There really is nothing good that can come of this game. The consecutive 50-point atrocities against the Bears are in the books. The playoffs are long gone. A 6-10 record doesn’t look much better than a 5-11 one. Marc Trestman probably already knows where he’d like to be an offensive line coach someday.

The chaos is complete and immutable. It starts with the undermining of any cohesion on the Bears due to holdover loyalty — why, we do not know — to fired coach Lovie Smith. Everybody from Brian Urlacher to Peanut Tillman, Lance Briggs and the fast-fading Tim Jennings seems to never have fully bowed and kissed the sword of the cerebral, bland Trestman.
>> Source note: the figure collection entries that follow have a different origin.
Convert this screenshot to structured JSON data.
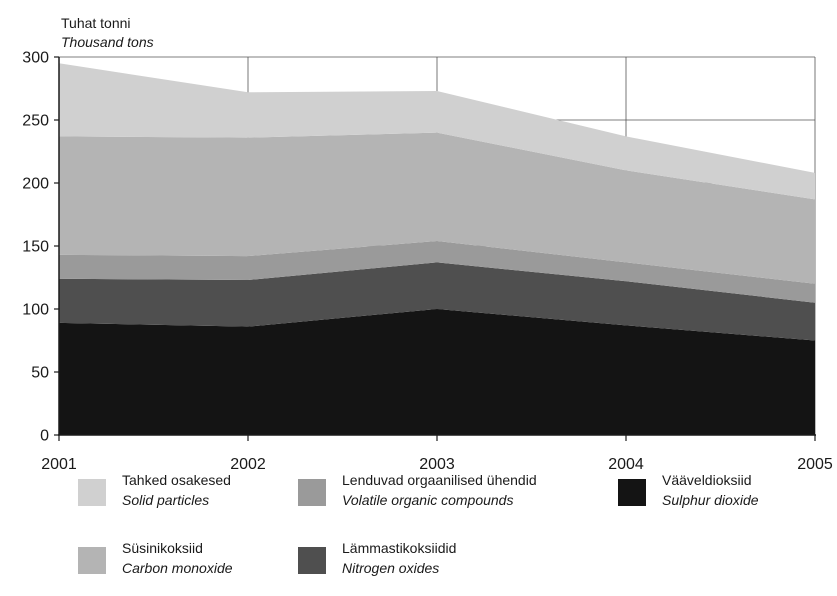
{
  "chart_data": {
    "type": "area",
    "stacked": true,
    "ylabel": "Tuhat tonni",
    "ylabel_en": "Thousand tons",
    "x": [
      "2001",
      "2002",
      "2003",
      "2004",
      "2005"
    ],
    "ylim": [
      0,
      300
    ],
    "yticks": [
      "0",
      "50",
      "100",
      "150",
      "200",
      "250",
      "300"
    ],
    "grid": true,
    "legend_position": "bottom",
    "series": [
      {
        "name": "Vääveldioksiid",
        "name_en": "Sulphur dioxide",
        "color": "#141414",
        "values": [
          89,
          86,
          100,
          87,
          75
        ]
      },
      {
        "name": "Lämmastikoksiidid",
        "name_en": "Nitrogen oxides",
        "color": "#4f4f4f",
        "values": [
          35,
          37,
          37,
          35,
          30
        ]
      },
      {
        "name": "Lenduvad orgaanilised ühendid",
        "name_en": "Volatile organic compounds",
        "color": "#9a9a9a",
        "values": [
          19,
          19,
          17,
          15,
          15
        ]
      },
      {
        "name": "Süsinikoksiid",
        "name_en": "Carbon monoxide",
        "color": "#b4b4b4",
        "values": [
          94,
          94,
          86,
          73,
          67
        ]
      },
      {
        "name": "Tahked osakesed",
        "name_en": "Solid particles",
        "color": "#d0d0d0",
        "values": [
          58,
          36,
          33,
          27,
          21
        ]
      }
    ]
  },
  "legend": [
    {
      "key": "solid",
      "label": "Tahked osakesed",
      "label_en": "Solid particles",
      "color": "#d0d0d0"
    },
    {
      "key": "voc",
      "label": "Lenduvad orgaanilised ühendid",
      "label_en": "Volatile organic compounds",
      "color": "#9a9a9a"
    },
    {
      "key": "so2",
      "label": "Vääveldioksiid",
      "label_en": "Sulphur dioxide",
      "color": "#141414"
    },
    {
      "key": "co",
      "label": "Süsinikoksiid",
      "label_en": "Carbon monoxide",
      "color": "#b4b4b4"
    },
    {
      "key": "nox",
      "label": "Lämmastikoksiidid",
      "label_en": "Nitrogen oxides",
      "color": "#4f4f4f"
    }
  ]
}
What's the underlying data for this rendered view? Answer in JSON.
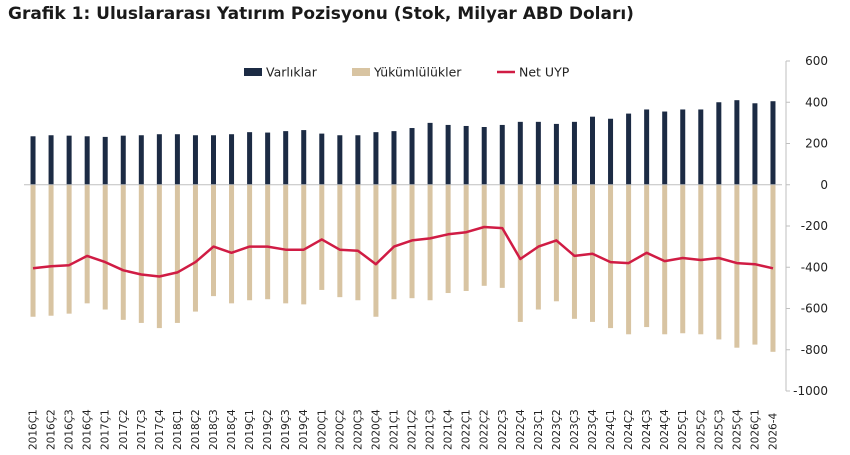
{
  "title": "Grafik 1: Uluslararası Yatırım Pozisyonu (Stok, Milyar ABD Doları)",
  "chart_data": {
    "type": "bar",
    "categories": [
      "2016Ç1",
      "2016Ç2",
      "2016Ç3",
      "2016Ç4",
      "2017Ç1",
      "2017Ç2",
      "2017Ç3",
      "2017Ç4",
      "2018Ç1",
      "2018Ç2",
      "2018Ç3",
      "2018Ç4",
      "2019Ç1",
      "2019Ç2",
      "2019Ç3",
      "2019Ç4",
      "2020Ç1",
      "2020Ç2",
      "2020Ç3",
      "2020Ç4",
      "2021Ç1",
      "2021Ç2",
      "2021Ç3",
      "2021Ç4",
      "2022Ç1",
      "2022Ç2",
      "2022Ç3",
      "2022Ç4",
      "2023Ç1",
      "2023Ç2",
      "2023Ç3",
      "2023Ç4",
      "2024Ç1",
      "2024Ç2",
      "2024Ç3",
      "2024Ç4",
      "2025Ç1",
      "2025Ç2",
      "2025Ç3",
      "2025Ç4",
      "2026Ç1",
      "2026-4"
    ],
    "x_labels": [
      "2016Ç1",
      "2016Ç2",
      "2016Ç3",
      "2016Ç4",
      "2017Ç1",
      "2017Ç2",
      "2017Ç3",
      "2017Ç4",
      "2018Ç1",
      "2018Ç2",
      "2018Ç3",
      "2018Ç4",
      "2019Ç1",
      "2019Ç2",
      "2019Ç3",
      "2019Ç4",
      "2020Ç1",
      "2020Ç2",
      "2020Ç3",
      "2020Ç4",
      "2021Ç1",
      "2021Ç2",
      "2021Ç3",
      "2021Ç4",
      "2022Ç1",
      "2022Ç2",
      "2022Ç3",
      "2022Ç4",
      "2023Ç1",
      "2023Ç2",
      "2023Ç3",
      "2023Ç4",
      "2024Ç1",
      "2024Ç2",
      "2024Ç3",
      "2024Ç4",
      "2025Ç1",
      "2025Ç2",
      "2025Ç3",
      "2025Ç4",
      "2026Ç1",
      "2026-4"
    ],
    "series": [
      {
        "name": "Varlıklar",
        "type": "bar",
        "color": "#1c2b44",
        "values": [
          235,
          240,
          238,
          235,
          232,
          238,
          240,
          245,
          245,
          240,
          240,
          245,
          255,
          253,
          260,
          265,
          248,
          240,
          240,
          255,
          260,
          275,
          300,
          290,
          285,
          280,
          290,
          305,
          305,
          295,
          305,
          330,
          320,
          345,
          365,
          355,
          365,
          365,
          400,
          410,
          395,
          405
        ]
      },
      {
        "name": "Yükümlülükler",
        "type": "bar",
        "color": "#d8c4a2",
        "values": [
          -640,
          -635,
          -625,
          -575,
          -605,
          -655,
          -670,
          -695,
          -670,
          -615,
          -540,
          -575,
          -560,
          -555,
          -575,
          -580,
          -510,
          -545,
          -560,
          -640,
          -555,
          -550,
          -560,
          -525,
          -515,
          -490,
          -500,
          -665,
          -605,
          -565,
          -650,
          -665,
          -695,
          -725,
          -690,
          -725,
          -720,
          -725,
          -750,
          -790,
          -775,
          -810
        ]
      },
      {
        "name": "Net UYP",
        "type": "line",
        "color": "#d01c44",
        "values": [
          -405,
          -395,
          -390,
          -345,
          -375,
          -415,
          -435,
          -445,
          -425,
          -375,
          -300,
          -330,
          -300,
          -300,
          -315,
          -315,
          -265,
          -315,
          -320,
          -385,
          -300,
          -270,
          -260,
          -240,
          -230,
          -205,
          -210,
          -360,
          -300,
          -270,
          -345,
          -335,
          -375,
          -380,
          -330,
          -370,
          -355,
          -365,
          -355,
          -380,
          -385,
          -405
        ]
      }
    ],
    "y_axis": {
      "position": "right",
      "ylim": [
        -1000,
        600
      ],
      "ticks": [
        600,
        400,
        200,
        0,
        -200,
        -400,
        -600,
        -800,
        -1000
      ],
      "tick_labels": [
        "600",
        "400",
        "200",
        "0",
        "-200",
        "-400",
        "-600",
        "-800",
        "-1000"
      ]
    },
    "legend": {
      "position": "top-center",
      "items": [
        "Varlıklar",
        "Yükümlülükler",
        "Net UYP"
      ]
    },
    "grid": false
  }
}
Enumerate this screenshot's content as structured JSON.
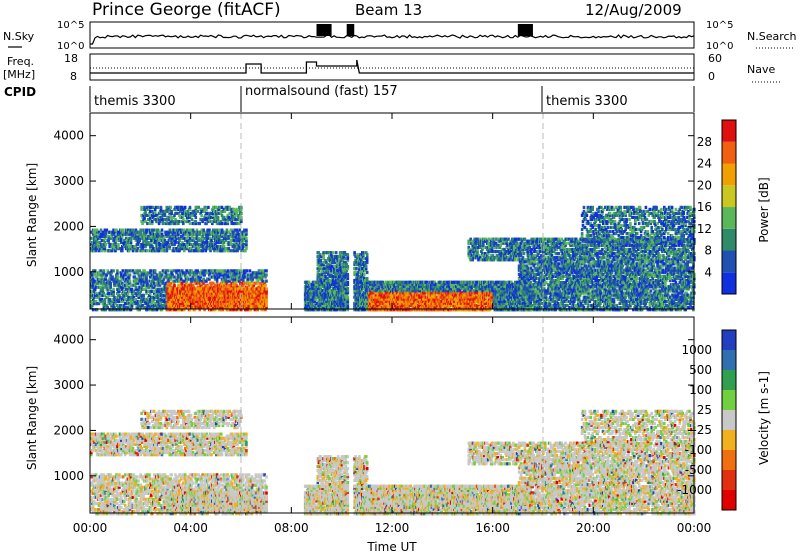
{
  "header": {
    "station": "Prince George (fitACF)",
    "beam": "Beam 13",
    "date": "12/Aug/2009"
  },
  "noise_panel": {
    "left_label": "N.Sky",
    "right_label": "N.Search",
    "tick_top": "10^5",
    "tick_bottom": "10^0"
  },
  "freq_panel": {
    "left_label_1": "Freq.",
    "left_label_2": "[MHz]",
    "left_tick_top": "18",
    "left_tick_bottom": "8",
    "right_label": "Nave",
    "right_tick_top": "60",
    "right_tick_bottom": "0"
  },
  "cpid": {
    "label": "CPID",
    "segments": [
      {
        "text": "themis 3300",
        "start_h": 0,
        "end_h": 6
      },
      {
        "text": "normalsound (fast) 157",
        "start_h": 6,
        "end_h": 18
      },
      {
        "text": "themis 3300",
        "start_h": 18,
        "end_h": 24
      }
    ]
  },
  "power_panel": {
    "ylabel": "Slant Range [km]",
    "yticks": [
      "1000",
      "2000",
      "3000",
      "4000"
    ],
    "colorbar_label": "Power [dB]",
    "colorbar_ticks": [
      "4",
      "8",
      "12",
      "16",
      "20",
      "24",
      "28"
    ],
    "colors": [
      "#1030e0",
      "#2050b0",
      "#2f8a6a",
      "#5ab85a",
      "#c8c820",
      "#f0a000",
      "#f06010",
      "#e01010"
    ]
  },
  "velocity_panel": {
    "ylabel": "Slant Range [km]",
    "yticks": [
      "1000",
      "2000",
      "3000",
      "4000"
    ],
    "colorbar_label": "Velocity [m s-1]",
    "colorbar_ticks": [
      "1000",
      "500",
      "100",
      "25",
      "-25",
      "-100",
      "-500",
      "-1000"
    ],
    "colors": [
      "#2040c0",
      "#3070b0",
      "#30a050",
      "#70d040",
      "#c8c8c8",
      "#f0b020",
      "#f07010",
      "#e03010",
      "#e00000"
    ]
  },
  "xaxis": {
    "label": "Time UT",
    "ticks": [
      "00:00",
      "04:00",
      "08:00",
      "12:00",
      "16:00",
      "20:00",
      "00:00"
    ]
  },
  "chart_data": {
    "type": "heatmap",
    "title": "Prince George (fitACF) Beam 13 12/Aug/2009",
    "xlabel": "Time UT",
    "ylabel": "Slant Range [km]",
    "xlim_hours": [
      0,
      24
    ],
    "ylim_km": [
      180,
      4500
    ],
    "scatter_bands": [
      {
        "t0": 0.0,
        "t1": 6.2,
        "r0": 1500,
        "r1": 2000,
        "density": 0.55
      },
      {
        "t0": 2.0,
        "t1": 6.0,
        "r0": 2100,
        "r1": 2500,
        "density": 0.4
      },
      {
        "t0": 0.0,
        "t1": 7.0,
        "r0": 200,
        "r1": 1100,
        "density": 0.45
      },
      {
        "t0": 3.0,
        "t1": 7.0,
        "r0": 250,
        "r1": 700,
        "density": 0.9
      },
      {
        "t0": 8.5,
        "t1": 17.5,
        "r0": 200,
        "r1": 850,
        "density": 0.8
      },
      {
        "t0": 9.0,
        "t1": 11.0,
        "r0": 800,
        "r1": 1500,
        "density": 0.5
      },
      {
        "t0": 15.0,
        "t1": 24.0,
        "r0": 1300,
        "r1": 1800,
        "density": 0.5
      },
      {
        "t0": 17.0,
        "t1": 24.0,
        "r0": 200,
        "r1": 1300,
        "density": 0.55
      },
      {
        "t0": 19.5,
        "t1": 24.0,
        "r0": 1700,
        "r1": 2500,
        "density": 0.35
      }
    ]
  }
}
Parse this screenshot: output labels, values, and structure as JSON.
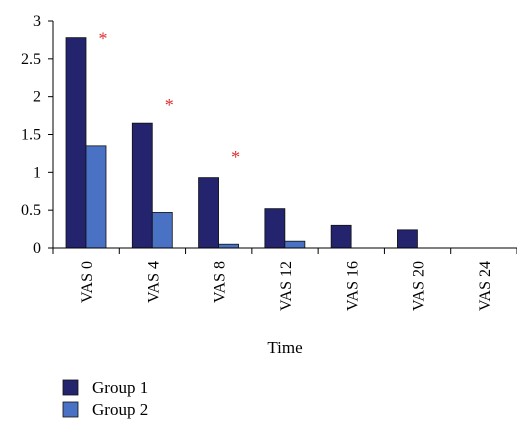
{
  "chart_data": {
    "type": "bar",
    "title": "",
    "xlabel": "Time",
    "ylabel": "",
    "categories": [
      "VAS 0",
      "VAS 4",
      "VAS 8",
      "VAS 12",
      "VAS 16",
      "VAS 20",
      "VAS 24"
    ],
    "series": [
      {
        "name": "Group 1",
        "values": [
          2.78,
          1.65,
          0.93,
          0.52,
          0.3,
          0.24,
          0
        ],
        "color": "#23236e"
      },
      {
        "name": "Group 2",
        "values": [
          1.35,
          0.47,
          0.05,
          0.09,
          0,
          0,
          0
        ],
        "color": "#4a72c4"
      }
    ],
    "ylim": [
      0,
      3
    ],
    "yticks": [
      "0",
      "0.5",
      "1",
      "1.5",
      "2",
      "2.5",
      "3"
    ],
    "yticks_values": [
      0,
      0.5,
      1,
      1.5,
      2,
      2.5,
      3
    ],
    "significance_markers": [
      {
        "category": "VAS 0",
        "symbol": "*",
        "y": 2.85
      },
      {
        "category": "VAS 4",
        "symbol": "*",
        "y": 1.97
      },
      {
        "category": "VAS 8",
        "symbol": "*",
        "y": 1.28
      }
    ],
    "marker_color": "#e03030",
    "grid": false,
    "legend_position": "bottom-left"
  }
}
Trestman’s credentials were none, other than the Canadian stuff. And being unknown and bland in the NFL can translate into weird.

You’d think Lovie’s 2-13 record with the Tampa Bay Buccaneers this year might make the current Bears happy they don’t have that embalmed creature at the helm anymore. But, no, the past always looks delightful.

Think about it. How do you want Cutler to play Sunday?

What can he do that he hasn’t done before? You want him reigning? You want to start 2015 just like 2009, ’10, ’11, ’12, ’13, ’14?

Or would you rather start over like, say, the Cleveland Browns, who have been through quarterbacks Jake Delhomme, Seneca Wallace, Colt McCoy, Brandon Weeden, Thad Lewis. Jason Campbell, Brian Hoyer and — ta da! — ‘‘Johnny Football’’ himself, in just five freaking years?

Who doesn’t want a Hall of Fame quarterback in the house? Just find one and draft him. But make sure you don’t get Geno Smith or Cade McNown in the process.

Hard world, the NFL. Especially when up is down, and vice-versa.